Aux termes de ses dernières conclusions remises le 15 novembre 2021, auxquelles il est expressément renvoyé pour un exposé détaillé des moyens développés, la Caisse de Crédit Mutuel de Quesnoy-sur-Deûle demande à la cour de :
– réformer le jugement entrepris;
– condamner la SA Société Française du Radiotéléphone à lui payer la somme de 2.249,49 euros, outre intérêts au taux légal à compter du 10 septembre 2015, date de l’assignation en intervention forcée de la SA Société Française du Radiotéléphone;
– condamner la SA Société Française du Radiotéléphone à lui payer la somme de 3.000 euros au titre de l’article 700 du code de procédure civile, ainsi qu’aux entiers frais et dépens de l’instance.
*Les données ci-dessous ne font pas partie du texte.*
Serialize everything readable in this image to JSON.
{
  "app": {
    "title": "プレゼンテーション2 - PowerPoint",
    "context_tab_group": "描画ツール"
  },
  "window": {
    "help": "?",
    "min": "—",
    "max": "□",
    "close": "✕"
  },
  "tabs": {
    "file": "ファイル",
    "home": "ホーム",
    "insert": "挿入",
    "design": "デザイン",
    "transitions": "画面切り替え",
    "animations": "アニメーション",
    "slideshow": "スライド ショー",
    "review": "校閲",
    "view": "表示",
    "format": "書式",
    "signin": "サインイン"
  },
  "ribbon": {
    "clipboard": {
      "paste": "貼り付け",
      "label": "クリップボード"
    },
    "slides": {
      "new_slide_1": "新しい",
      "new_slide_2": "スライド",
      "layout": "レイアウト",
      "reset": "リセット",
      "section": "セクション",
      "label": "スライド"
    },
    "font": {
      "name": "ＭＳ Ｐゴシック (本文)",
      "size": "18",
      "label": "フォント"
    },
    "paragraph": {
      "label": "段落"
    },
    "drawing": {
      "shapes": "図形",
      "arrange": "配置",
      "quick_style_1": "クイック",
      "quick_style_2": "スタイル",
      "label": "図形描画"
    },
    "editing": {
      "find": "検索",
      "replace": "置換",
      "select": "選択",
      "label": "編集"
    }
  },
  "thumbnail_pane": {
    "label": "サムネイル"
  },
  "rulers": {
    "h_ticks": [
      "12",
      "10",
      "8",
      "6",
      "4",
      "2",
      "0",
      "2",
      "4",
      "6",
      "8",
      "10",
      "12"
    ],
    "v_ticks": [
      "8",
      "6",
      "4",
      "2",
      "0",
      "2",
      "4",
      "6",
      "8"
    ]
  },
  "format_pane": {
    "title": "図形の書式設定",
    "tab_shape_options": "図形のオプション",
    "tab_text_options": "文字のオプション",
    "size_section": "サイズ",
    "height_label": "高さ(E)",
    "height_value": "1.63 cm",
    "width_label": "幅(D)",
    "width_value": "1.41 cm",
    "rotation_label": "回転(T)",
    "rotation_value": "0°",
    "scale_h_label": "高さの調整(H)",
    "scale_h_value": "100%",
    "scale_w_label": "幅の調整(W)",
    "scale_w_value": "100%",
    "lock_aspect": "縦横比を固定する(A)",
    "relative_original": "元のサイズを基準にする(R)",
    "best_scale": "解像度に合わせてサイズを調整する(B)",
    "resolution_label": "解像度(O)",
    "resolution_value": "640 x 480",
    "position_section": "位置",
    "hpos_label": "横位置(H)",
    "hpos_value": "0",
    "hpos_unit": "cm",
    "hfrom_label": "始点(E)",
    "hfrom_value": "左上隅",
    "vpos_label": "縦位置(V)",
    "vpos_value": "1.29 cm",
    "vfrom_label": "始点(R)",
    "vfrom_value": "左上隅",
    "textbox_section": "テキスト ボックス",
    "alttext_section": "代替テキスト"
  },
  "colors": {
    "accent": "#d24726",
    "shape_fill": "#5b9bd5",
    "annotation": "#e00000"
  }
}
L’affaire a été fixée à bref délai pour plaider à l’audience du 3 juin 2021.
SUR CE
A titre liminaire, la cour rappelle qu’en application des dispositions de l’article 954 du code de procédure civile, la cour ne statue que sur les prétentions énoncées au dispositif , et que les « dire et juger » et les « constater » ne sont pas des prétentions en ce que ces demandes ne confèrent pas de droit à la partie qui les requiert hormis les cas prévus par la loi ; en conséquence , la cour ne statuera pas sur celles ci, qui ne sont en réalité que le rappel des moyens invoqués.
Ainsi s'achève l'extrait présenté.